Former board member Richard Smith publicly opposed chairman Zacharius Grate’s decision to effectively cancel board elections and then reschedule them without public notice.

“I think they do not believe they are governed by law, and they set their own rules,” Smith told The Sun News.

Former board member Ulysses Dewitt told The Sun News that he repeatedly challenged Grate about illegally holding sessions in secret and polling board members by telephone for their votes.

“He made jokes about it in front of me,” Dewitt said.

Grate also found amusing reporter Steve Jones’ question as to why he billed the agency $5,207.82 for travel expenses in the first 10 months of the year, laughing and refusing to answer. Grate’s response to Smith, his former board member, was that the board can do whatever it wants as long as the majority of members agree.

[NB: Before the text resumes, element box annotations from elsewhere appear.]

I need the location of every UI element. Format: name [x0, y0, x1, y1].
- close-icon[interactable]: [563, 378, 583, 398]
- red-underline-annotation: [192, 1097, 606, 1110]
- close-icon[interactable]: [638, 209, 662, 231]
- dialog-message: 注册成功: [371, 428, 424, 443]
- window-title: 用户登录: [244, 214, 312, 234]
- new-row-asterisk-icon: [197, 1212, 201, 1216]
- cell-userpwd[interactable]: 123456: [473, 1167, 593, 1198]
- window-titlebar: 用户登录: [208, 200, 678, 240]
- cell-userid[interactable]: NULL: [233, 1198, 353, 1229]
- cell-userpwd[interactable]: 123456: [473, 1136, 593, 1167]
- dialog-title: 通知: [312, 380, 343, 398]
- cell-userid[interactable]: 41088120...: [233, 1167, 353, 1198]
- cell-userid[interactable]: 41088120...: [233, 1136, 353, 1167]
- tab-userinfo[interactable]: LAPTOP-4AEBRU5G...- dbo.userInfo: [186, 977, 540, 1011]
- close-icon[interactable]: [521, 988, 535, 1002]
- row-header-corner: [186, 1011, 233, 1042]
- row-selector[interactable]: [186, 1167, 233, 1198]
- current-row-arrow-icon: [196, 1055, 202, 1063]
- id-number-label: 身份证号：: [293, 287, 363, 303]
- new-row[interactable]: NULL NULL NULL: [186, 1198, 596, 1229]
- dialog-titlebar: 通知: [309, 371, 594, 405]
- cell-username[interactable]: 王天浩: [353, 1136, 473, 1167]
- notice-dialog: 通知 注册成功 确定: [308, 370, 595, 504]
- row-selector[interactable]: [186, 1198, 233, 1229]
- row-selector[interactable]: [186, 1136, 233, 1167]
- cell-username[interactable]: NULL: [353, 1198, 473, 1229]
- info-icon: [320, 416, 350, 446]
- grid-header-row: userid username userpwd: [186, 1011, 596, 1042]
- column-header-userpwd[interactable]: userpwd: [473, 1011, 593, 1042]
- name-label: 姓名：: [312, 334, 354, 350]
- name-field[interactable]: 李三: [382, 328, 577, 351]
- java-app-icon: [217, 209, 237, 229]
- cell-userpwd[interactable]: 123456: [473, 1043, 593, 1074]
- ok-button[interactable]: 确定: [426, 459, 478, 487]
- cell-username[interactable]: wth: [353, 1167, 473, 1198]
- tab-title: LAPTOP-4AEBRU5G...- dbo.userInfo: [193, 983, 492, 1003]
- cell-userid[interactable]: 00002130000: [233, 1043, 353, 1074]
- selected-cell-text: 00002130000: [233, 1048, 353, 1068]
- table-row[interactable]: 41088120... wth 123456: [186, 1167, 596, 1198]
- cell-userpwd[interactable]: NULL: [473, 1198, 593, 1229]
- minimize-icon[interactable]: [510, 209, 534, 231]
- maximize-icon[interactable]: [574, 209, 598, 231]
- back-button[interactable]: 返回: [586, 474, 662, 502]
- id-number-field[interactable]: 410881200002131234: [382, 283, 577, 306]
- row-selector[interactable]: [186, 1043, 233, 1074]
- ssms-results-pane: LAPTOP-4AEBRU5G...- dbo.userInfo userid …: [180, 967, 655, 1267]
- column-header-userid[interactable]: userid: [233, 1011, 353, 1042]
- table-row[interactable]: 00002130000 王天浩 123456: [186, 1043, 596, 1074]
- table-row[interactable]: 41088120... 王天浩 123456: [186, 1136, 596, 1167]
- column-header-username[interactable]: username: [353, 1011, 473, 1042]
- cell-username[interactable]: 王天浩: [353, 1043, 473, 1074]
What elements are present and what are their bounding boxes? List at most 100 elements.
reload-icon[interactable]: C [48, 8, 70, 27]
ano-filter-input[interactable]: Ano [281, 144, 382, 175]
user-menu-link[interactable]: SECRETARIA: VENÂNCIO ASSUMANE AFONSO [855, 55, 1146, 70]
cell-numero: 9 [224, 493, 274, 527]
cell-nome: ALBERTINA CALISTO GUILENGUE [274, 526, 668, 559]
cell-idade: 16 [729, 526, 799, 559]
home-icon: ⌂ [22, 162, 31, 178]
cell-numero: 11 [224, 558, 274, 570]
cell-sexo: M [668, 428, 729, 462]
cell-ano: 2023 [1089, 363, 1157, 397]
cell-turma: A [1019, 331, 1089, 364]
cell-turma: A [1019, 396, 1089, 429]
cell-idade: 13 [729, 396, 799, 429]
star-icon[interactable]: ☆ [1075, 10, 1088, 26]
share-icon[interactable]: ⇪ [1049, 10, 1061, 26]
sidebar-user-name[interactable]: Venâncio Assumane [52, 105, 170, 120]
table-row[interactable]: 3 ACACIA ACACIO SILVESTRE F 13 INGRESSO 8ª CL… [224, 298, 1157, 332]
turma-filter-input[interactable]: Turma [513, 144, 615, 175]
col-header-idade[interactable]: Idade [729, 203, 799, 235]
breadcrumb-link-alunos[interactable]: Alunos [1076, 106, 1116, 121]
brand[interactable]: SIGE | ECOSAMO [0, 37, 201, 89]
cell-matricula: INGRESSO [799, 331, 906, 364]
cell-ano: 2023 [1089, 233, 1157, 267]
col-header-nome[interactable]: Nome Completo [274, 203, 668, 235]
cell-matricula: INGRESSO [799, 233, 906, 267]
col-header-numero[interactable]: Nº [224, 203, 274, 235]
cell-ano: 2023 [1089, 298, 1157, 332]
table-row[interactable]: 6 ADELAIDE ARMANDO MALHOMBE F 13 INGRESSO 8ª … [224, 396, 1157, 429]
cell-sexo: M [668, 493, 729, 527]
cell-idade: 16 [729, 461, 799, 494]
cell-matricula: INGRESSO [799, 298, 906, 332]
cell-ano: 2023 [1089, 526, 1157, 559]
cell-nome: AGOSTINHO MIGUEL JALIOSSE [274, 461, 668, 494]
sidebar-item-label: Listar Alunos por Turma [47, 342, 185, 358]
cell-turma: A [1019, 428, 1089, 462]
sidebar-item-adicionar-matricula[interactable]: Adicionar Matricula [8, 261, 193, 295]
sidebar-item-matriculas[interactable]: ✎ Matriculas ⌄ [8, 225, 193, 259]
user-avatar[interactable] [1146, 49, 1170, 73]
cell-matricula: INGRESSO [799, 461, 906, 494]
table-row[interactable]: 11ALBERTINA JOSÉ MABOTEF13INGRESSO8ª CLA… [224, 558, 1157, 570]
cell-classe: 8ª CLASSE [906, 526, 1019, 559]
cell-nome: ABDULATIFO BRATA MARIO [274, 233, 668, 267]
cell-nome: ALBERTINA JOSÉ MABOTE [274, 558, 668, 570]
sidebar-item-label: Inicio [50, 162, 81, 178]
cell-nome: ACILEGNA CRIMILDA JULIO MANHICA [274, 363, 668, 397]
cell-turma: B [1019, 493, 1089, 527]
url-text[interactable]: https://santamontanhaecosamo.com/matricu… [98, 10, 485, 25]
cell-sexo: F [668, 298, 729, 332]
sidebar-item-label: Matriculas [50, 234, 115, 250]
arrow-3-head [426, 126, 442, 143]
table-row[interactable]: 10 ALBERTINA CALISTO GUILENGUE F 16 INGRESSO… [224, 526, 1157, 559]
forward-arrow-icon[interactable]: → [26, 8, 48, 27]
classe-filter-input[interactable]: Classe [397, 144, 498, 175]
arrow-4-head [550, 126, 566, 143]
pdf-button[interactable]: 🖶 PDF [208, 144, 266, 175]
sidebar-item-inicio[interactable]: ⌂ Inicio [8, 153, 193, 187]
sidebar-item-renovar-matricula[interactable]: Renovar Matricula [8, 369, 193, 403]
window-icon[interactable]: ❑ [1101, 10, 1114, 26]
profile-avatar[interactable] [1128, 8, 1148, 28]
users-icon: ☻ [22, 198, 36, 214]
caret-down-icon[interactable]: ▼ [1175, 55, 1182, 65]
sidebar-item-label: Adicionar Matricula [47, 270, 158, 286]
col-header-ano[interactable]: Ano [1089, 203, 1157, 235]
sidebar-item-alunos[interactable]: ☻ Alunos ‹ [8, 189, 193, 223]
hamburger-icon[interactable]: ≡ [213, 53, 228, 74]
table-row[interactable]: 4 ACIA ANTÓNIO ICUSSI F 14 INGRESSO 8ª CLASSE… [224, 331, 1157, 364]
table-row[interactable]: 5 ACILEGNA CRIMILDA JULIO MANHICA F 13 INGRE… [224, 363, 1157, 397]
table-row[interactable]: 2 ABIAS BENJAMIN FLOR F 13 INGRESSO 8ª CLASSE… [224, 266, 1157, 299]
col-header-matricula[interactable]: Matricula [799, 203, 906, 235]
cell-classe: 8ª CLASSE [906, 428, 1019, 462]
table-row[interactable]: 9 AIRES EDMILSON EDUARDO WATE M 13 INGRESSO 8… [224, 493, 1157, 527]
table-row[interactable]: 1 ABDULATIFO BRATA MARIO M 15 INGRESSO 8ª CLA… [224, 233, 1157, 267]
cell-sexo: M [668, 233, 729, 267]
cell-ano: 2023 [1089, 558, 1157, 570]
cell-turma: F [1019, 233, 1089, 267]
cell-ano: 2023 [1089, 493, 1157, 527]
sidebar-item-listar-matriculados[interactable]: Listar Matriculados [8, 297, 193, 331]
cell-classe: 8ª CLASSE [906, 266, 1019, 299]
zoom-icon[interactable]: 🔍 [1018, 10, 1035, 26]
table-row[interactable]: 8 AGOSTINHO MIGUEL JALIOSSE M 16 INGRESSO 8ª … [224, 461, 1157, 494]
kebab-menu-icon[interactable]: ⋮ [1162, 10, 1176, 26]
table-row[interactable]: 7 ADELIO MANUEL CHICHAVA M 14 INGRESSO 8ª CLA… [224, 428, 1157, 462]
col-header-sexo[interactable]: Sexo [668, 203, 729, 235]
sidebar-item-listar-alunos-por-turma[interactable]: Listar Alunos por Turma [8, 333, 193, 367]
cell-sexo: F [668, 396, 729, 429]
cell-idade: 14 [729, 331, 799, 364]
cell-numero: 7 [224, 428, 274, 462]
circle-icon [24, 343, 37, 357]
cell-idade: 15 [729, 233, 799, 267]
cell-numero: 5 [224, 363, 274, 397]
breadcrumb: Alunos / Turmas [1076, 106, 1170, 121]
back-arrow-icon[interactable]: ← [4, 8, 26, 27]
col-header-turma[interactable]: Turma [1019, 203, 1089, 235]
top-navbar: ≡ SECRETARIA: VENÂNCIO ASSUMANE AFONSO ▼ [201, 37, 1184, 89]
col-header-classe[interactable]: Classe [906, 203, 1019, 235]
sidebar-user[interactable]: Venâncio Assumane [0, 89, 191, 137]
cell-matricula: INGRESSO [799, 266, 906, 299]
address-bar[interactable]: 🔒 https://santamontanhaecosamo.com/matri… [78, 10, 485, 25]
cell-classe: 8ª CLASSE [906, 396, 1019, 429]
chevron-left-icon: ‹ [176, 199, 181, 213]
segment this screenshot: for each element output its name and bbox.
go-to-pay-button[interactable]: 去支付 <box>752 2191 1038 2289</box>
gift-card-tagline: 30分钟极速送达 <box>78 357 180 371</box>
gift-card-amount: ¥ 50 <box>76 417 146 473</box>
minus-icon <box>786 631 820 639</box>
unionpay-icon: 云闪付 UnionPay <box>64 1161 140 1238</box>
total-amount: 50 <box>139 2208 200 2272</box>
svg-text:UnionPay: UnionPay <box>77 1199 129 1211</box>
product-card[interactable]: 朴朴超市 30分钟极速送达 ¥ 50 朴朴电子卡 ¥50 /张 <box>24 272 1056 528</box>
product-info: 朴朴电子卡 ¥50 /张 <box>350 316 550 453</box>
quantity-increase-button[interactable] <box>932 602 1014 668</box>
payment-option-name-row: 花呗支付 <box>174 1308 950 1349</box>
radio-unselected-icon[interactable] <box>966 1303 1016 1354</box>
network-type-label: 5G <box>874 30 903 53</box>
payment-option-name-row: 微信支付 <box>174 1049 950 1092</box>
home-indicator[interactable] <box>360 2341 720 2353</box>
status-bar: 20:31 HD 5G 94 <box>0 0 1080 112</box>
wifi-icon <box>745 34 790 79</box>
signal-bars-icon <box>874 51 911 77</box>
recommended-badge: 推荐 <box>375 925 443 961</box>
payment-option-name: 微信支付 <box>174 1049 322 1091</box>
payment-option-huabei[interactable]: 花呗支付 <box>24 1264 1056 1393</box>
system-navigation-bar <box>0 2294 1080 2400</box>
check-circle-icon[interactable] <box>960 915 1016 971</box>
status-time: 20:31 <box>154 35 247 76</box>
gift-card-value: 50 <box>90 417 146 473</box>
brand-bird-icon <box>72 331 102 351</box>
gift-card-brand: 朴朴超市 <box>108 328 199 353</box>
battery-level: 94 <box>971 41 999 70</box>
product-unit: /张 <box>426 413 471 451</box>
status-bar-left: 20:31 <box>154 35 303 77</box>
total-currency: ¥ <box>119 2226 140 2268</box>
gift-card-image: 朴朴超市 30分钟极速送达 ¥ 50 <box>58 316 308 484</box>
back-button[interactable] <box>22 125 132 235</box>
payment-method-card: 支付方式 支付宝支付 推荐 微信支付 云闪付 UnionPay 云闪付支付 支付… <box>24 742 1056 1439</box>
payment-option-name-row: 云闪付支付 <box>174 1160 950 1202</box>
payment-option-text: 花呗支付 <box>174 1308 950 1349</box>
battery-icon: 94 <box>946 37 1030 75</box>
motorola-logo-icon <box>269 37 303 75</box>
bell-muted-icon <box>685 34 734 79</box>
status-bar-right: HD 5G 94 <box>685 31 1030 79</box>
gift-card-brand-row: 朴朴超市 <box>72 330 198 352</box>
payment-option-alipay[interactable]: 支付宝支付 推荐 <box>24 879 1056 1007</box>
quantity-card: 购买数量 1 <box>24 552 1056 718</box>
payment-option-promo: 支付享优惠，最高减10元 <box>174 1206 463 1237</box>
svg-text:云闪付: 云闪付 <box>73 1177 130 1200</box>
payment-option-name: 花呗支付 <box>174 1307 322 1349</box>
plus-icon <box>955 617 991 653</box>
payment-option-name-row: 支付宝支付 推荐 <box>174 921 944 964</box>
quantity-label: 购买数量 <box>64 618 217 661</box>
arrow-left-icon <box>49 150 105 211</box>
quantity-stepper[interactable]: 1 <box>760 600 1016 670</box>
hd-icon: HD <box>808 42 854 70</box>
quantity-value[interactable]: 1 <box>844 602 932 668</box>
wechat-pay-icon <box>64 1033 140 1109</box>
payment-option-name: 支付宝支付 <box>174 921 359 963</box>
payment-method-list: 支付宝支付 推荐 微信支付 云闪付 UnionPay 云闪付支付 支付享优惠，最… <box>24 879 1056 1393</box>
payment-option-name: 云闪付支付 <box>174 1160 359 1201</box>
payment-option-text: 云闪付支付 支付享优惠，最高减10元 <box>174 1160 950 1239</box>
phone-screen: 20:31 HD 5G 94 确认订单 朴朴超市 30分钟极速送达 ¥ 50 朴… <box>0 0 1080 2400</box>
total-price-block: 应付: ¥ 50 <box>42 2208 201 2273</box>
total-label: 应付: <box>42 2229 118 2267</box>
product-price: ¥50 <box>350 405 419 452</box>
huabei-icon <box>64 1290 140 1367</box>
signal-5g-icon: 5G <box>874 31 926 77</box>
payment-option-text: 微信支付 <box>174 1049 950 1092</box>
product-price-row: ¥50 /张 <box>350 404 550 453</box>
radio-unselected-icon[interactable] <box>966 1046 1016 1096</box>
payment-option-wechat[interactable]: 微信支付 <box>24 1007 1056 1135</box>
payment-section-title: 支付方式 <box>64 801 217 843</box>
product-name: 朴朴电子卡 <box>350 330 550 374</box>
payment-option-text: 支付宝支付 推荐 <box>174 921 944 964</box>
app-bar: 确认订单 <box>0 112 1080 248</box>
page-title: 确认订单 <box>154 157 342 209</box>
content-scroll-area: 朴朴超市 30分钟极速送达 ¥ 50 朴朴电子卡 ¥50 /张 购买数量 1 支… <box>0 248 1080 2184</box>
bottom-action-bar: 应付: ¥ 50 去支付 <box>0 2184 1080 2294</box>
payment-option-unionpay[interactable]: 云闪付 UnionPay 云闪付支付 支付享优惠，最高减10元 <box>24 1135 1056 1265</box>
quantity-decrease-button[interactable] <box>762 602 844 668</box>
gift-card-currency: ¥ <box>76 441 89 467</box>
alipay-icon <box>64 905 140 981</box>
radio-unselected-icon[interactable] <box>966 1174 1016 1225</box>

This, of course, is patently false. Much of state and federal law concerns what various governmental bodies specifically may not do, and regarding open meetings, South Carolina law is clear: Closed sessions may not be held except for certain specific reasons. The agency oversees $15 million in federal funds intended to help the poor, so the public has a definite interest in its activities.

Less than two months ago, we argued that the board owes the public a full explanation of its secretive ways. None has been offered, and frankly the time for that has passed. What is needed now is a full criminal investigation of the board’s apparent violations of the state’s open-meetings law.

There is a recent precedent for this: This summer, members of the Holly Springs Fire and Rescue Commission were charged with a misdemeanor violation of the law for barring a reporter from attending a meeting in which they terminated the fire chief. Surely, the actions of the Waccamaw EOC rise to the level that they warrant similar consideration.

All these indications may yet be wrong, and the board’s cavalier attitude toward taxpayers’ right to know how their money is being spent may simply be government arrogance at its worst. That, sadly, is the best-case scenario – and local law enforcement should quickly make that determination.